To read account numbers we simply need to apply the necessary transformations to the input string to get a list of strings that we can map over to produce a list of reads.

So we start with an input String and:

  1. Split on newline characters using Haskell’s lines function. String -> [String]
  2. Use the init function to discard the last line of whitespace. [String] -> [String]
  3. We further parition all the strings into 3-character triples. [String] -> [[String]] To do so, we introduce the following function:

    triples (a:b:c:xs) = [a,b,c] : triples xs
    triples _          = []

    Now, if we test out our steps so far in the interpreter, we get a list of lines, where the first line is a list of the top cell rows, and so on.

    λ> map triples . init . lines $ ones
    [["   ","   ","   ","   ","   ","   ","   ","   ","   "],["  |","  |","  |","  |","  |","  |","  |","  |","  |"],["  |","  |","  |","  |","  |","  |","  |","  |","  |"]]
  4. We can see that to continue, we need a way to combine the first element of the first line’s list with the first element of the second line’s list, etc. Conveniently, Haskell already has a transpose function that performs exactly that operation. [[String]] -> [[String]]

    λ> :m + Data.List
    λ> transpose it
    [["   ","  |","  |"],["   ","  |","  |"],["   ","  |","  |"],["   ","  |","  |"],["   ","  |","  |"],["   ","  |","  |"],["   ","  |","  |"],["   ","  |","  |"],["   ","  |","  |"]]
  5. All that remains is to collapse the 3 rows of 3 characters into one 9-character string using map concat. [[String]] -> [String]

So, now we have a transformation that takes the input string and yields a list of digit strings that we can parse.

prepare :: String -> [String]
prepare = map concat . transpose . map triples . init . lines
  where
    triples (a:b:c:xs) = [a,b,c] : triples xs
    triples _          = []

And we can use prepare to create a readAccount function, which together with the Result type are our only exports.

readAccount :: String -> Result
readAccount = run . readDigits

readDigits :: String -> [DigitR]
readDigits = map readDigit . prepare

Main


Now, we just tie everything together with a simple command line application. In our Main.hs file we have:

import Reader (readAccount, Result)

main :: IO ()
main = getContents >>= mapM_ (print . readAccount) . quads . lines
  where
    quads (a:b:c:d:xs) = unlines [a,b,c,d] : quads xs
    quads _            = []

In a real application, I’d put this into a test suite, but that feels like going overboard in this case. Instead, I just downloaded the inputs from the Kata into a test/accounts.txt file, and ran the app over them to verify the results.

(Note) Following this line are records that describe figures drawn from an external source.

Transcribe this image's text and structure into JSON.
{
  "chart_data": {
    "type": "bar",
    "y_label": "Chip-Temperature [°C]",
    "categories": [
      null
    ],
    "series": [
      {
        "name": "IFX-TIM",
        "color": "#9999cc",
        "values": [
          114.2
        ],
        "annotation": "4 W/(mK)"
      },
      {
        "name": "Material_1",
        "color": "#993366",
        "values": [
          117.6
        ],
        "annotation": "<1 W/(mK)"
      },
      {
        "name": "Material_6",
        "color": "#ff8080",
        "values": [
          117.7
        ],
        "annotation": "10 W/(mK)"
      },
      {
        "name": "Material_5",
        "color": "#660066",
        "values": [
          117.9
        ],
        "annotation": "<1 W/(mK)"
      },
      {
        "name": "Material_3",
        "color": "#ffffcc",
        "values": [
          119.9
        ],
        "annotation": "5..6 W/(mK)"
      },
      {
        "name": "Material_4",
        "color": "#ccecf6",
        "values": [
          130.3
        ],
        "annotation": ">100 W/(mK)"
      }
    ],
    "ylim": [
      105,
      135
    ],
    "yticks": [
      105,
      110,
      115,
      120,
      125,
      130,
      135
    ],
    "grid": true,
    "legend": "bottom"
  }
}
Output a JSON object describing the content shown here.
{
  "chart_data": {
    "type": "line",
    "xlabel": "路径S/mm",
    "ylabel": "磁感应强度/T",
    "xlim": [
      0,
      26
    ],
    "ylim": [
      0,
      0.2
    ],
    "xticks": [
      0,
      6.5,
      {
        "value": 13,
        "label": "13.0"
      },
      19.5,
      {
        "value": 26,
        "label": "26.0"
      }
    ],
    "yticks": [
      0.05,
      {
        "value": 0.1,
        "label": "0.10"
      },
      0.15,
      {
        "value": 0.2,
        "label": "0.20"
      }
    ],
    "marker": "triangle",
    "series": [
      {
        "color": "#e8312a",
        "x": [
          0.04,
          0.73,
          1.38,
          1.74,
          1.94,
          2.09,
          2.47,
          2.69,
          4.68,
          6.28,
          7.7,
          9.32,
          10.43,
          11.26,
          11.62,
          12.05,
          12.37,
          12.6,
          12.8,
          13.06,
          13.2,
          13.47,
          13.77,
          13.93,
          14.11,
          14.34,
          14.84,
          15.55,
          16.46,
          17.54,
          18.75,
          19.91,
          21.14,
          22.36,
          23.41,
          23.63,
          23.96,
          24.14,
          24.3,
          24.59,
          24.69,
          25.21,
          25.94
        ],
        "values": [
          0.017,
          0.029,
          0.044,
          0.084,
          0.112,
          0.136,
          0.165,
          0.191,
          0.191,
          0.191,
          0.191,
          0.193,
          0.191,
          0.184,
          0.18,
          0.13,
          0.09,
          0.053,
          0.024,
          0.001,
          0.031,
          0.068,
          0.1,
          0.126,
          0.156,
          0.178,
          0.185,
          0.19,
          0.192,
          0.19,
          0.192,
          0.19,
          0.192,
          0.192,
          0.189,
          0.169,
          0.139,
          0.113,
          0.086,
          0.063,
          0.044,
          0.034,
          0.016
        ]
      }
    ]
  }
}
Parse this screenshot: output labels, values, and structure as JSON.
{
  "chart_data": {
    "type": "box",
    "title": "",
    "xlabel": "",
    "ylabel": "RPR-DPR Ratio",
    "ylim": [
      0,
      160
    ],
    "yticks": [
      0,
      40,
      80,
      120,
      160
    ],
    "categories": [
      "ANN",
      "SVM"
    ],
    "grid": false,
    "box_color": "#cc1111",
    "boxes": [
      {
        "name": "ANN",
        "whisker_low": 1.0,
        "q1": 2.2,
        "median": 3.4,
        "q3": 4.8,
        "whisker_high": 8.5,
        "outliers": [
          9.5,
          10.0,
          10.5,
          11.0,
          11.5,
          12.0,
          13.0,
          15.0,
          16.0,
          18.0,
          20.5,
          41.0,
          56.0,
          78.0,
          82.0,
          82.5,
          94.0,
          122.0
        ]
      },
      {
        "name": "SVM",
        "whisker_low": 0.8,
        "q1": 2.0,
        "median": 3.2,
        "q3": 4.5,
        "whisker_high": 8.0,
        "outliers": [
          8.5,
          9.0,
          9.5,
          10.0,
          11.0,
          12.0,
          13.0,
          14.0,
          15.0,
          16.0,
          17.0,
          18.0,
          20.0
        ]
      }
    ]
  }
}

cat test/accounts.txt | cabal run
Preprocessing executable 'kata-bank-ocr' for kata-bank-ocr-0.0.0.1...
Running kata-bank-ocr...
711111111
777777177
200800000
333393333
888888888 AMB [888886888,888888988,888888880]
555555555 AMB [559555555,555655555]
666666666 AMB [686666666,666566666]
999999999 AMB [899999999,993999999,999959999]
490067715 AMB [490867715,490067115,490067719]
123456789
000000051
490867715

That’s all for now! I hope you enjoyed this post. Happy Hacking!